In Iowa, blind people can now own and even openly carry guns.

Most states require that citizens provide proof of vision when applying for a gun permit, usually by supplying a doctor’s note or a valid driver’s license. Thanks to a 2011 change in Iowa state law, however, county sheriffs are not allowed to deny citizens a weapons permit based on their physical disabilities, including vision impairment.

The result, as the Des Moines Register reported on Sunday, is that several legally blind Iowa citizens are legally able to acquire guns and even carry them in public.

Jane Hudson, executive director of Disability Rights Iowa, believes that stopping the blind from owning firearms would be a violation of the Americans with Disabilities Act. She says that because there’s a wide spectrum of vision impairment, each case must be judged on its own merit.

"The fact that you can't drive a car doesn't mean you can't go to a shooting range and see a target," Hudson told the Register.

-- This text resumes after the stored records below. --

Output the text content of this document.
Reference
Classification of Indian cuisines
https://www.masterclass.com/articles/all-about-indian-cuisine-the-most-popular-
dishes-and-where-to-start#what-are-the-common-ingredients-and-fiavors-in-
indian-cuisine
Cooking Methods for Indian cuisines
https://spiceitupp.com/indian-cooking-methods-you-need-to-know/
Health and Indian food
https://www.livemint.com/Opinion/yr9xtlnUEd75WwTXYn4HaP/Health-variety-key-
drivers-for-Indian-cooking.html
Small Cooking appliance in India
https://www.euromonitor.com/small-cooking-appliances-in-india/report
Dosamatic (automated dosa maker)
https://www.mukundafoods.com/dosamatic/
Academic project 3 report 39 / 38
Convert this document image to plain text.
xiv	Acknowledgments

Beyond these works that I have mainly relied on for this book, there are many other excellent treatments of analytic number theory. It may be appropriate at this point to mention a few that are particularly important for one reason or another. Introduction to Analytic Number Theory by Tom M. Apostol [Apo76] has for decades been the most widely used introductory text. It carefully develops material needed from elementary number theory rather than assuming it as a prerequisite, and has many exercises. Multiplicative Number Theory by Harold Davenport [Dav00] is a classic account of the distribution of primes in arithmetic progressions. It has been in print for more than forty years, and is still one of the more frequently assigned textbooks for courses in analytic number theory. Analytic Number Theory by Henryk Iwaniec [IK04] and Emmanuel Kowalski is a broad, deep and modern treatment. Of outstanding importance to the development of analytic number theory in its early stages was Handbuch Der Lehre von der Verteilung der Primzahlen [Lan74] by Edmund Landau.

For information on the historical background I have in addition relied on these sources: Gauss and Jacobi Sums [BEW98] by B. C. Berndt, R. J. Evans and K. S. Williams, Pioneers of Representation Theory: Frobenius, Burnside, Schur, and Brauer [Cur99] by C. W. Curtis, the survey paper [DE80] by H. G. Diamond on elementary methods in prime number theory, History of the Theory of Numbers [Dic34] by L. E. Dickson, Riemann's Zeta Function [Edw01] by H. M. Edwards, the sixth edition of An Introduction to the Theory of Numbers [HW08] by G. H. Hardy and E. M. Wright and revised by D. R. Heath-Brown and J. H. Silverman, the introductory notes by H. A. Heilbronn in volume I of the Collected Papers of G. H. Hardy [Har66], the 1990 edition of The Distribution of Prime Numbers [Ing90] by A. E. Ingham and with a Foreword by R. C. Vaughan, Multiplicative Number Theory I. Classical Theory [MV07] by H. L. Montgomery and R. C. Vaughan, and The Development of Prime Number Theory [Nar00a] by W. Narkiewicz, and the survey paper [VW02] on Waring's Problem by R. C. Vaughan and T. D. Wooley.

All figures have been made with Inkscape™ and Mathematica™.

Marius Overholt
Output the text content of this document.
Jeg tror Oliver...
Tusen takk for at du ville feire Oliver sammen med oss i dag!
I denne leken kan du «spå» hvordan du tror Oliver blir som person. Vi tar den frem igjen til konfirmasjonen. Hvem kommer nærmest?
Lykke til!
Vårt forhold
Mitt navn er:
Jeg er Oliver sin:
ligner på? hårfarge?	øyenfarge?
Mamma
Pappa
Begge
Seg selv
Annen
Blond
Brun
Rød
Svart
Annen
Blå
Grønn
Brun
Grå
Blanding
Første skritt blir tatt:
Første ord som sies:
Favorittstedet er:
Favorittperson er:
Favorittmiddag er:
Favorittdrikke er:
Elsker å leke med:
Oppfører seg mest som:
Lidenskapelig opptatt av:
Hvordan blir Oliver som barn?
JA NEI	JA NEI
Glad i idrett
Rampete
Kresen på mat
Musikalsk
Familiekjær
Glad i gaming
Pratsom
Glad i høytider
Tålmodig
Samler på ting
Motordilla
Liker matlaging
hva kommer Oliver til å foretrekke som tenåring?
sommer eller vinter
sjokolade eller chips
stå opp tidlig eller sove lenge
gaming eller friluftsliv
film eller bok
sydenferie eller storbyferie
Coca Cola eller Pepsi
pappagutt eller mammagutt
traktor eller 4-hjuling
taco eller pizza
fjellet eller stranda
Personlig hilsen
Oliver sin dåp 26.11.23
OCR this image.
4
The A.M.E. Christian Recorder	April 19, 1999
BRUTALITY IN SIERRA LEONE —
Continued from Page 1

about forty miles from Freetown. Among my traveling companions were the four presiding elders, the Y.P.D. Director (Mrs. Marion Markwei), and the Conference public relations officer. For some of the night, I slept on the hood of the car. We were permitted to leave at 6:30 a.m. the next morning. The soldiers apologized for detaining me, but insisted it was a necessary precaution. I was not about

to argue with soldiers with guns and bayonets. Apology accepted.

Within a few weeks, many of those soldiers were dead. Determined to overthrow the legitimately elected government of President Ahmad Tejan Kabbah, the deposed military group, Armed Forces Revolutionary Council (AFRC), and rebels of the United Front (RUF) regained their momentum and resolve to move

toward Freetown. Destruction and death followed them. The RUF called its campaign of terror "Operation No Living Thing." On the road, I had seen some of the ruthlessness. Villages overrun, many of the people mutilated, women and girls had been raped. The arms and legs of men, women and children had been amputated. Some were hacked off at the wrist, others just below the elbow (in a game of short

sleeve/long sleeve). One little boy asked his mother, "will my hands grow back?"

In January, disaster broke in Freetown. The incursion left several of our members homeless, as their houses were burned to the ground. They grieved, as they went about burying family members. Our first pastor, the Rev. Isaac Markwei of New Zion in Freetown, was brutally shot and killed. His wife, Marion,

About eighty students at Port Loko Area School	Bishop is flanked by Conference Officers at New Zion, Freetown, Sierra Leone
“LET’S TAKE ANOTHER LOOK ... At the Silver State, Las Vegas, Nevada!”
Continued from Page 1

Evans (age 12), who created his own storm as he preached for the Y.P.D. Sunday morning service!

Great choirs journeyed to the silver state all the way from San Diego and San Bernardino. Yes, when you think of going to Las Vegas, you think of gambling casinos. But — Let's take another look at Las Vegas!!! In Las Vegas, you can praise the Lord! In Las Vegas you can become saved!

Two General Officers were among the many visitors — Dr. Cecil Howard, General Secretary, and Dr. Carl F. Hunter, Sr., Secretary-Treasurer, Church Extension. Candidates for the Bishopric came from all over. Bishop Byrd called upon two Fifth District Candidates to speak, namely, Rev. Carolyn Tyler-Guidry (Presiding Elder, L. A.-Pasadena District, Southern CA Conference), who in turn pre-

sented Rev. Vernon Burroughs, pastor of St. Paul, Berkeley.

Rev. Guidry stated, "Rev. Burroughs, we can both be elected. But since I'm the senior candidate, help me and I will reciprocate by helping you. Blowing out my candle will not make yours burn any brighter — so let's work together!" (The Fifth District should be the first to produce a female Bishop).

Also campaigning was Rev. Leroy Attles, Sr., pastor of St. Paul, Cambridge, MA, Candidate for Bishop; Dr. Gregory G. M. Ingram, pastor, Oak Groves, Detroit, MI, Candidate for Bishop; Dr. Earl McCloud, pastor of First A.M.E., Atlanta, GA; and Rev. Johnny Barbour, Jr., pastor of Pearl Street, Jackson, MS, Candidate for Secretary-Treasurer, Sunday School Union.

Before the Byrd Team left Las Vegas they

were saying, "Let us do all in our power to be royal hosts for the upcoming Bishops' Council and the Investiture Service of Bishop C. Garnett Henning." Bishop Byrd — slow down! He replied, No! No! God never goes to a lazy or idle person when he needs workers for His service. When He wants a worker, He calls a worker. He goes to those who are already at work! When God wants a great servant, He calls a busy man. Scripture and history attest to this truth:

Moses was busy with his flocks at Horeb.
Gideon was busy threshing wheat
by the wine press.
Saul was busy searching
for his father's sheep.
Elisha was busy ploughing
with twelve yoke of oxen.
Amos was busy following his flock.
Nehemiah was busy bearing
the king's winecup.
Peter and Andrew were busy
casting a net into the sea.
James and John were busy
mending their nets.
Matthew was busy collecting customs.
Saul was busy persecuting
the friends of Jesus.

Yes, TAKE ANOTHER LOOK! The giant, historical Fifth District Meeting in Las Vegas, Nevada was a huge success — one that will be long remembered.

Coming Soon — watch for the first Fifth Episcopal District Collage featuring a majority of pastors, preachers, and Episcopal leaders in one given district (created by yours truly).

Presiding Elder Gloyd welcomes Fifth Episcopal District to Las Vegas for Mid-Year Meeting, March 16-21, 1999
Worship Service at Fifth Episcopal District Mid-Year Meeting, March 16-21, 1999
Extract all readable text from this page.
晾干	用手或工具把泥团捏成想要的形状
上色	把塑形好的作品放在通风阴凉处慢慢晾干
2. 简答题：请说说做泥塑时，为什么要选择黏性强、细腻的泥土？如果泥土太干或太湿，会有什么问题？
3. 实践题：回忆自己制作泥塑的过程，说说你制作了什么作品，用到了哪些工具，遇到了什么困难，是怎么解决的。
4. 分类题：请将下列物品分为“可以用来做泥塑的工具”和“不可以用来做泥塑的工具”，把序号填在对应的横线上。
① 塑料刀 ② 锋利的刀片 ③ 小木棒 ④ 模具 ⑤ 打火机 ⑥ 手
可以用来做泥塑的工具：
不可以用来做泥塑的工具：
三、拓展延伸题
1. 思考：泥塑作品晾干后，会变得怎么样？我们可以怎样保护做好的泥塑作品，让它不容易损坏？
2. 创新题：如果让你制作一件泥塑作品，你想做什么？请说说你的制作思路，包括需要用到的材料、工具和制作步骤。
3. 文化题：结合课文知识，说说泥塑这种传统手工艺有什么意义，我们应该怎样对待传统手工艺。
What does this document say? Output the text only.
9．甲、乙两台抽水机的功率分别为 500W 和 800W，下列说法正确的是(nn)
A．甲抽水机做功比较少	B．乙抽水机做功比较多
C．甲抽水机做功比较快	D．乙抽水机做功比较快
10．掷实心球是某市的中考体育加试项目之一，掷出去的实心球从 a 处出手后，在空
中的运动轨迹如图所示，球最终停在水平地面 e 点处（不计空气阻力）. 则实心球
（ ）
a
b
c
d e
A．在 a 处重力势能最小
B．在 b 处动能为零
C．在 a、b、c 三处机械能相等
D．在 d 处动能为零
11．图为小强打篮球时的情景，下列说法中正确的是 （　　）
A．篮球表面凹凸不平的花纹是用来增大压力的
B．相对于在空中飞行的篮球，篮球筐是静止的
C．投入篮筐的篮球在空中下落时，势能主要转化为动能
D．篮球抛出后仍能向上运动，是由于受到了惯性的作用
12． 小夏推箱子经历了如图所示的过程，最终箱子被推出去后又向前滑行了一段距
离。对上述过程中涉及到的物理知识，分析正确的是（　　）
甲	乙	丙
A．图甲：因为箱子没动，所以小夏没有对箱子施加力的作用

Several counties in Iowa have already followed Hudson’s advice and given out weapons permits to the legally blind. Polk County officials confirmed that they issued at least three weapons permits to legally blind residents. Jasper, Kossuth and Delaware counties have also confirmed that they, too, have approved weapons permits for legally blind residents.

"It seems a little strange, but the way the law reads, we can't deny them (a permit) just based on that one thing," said Sgt. Jana Abens, a spokeswoman for the Polk County sheriff, told the Register.

Some sheriffs, though seemingly legally required to approve such requests, question the wisdom of allowing blind people to own and carry firearms.

“I’m not an expert in vision,” Delaware County Sheriff John LeClere told the Register. “At what point do vision problems have a detrimental effect to fire a firearm? If you see nothing but a blurry mass in front of you, then I would say you probably shouldn’t be shooting something.”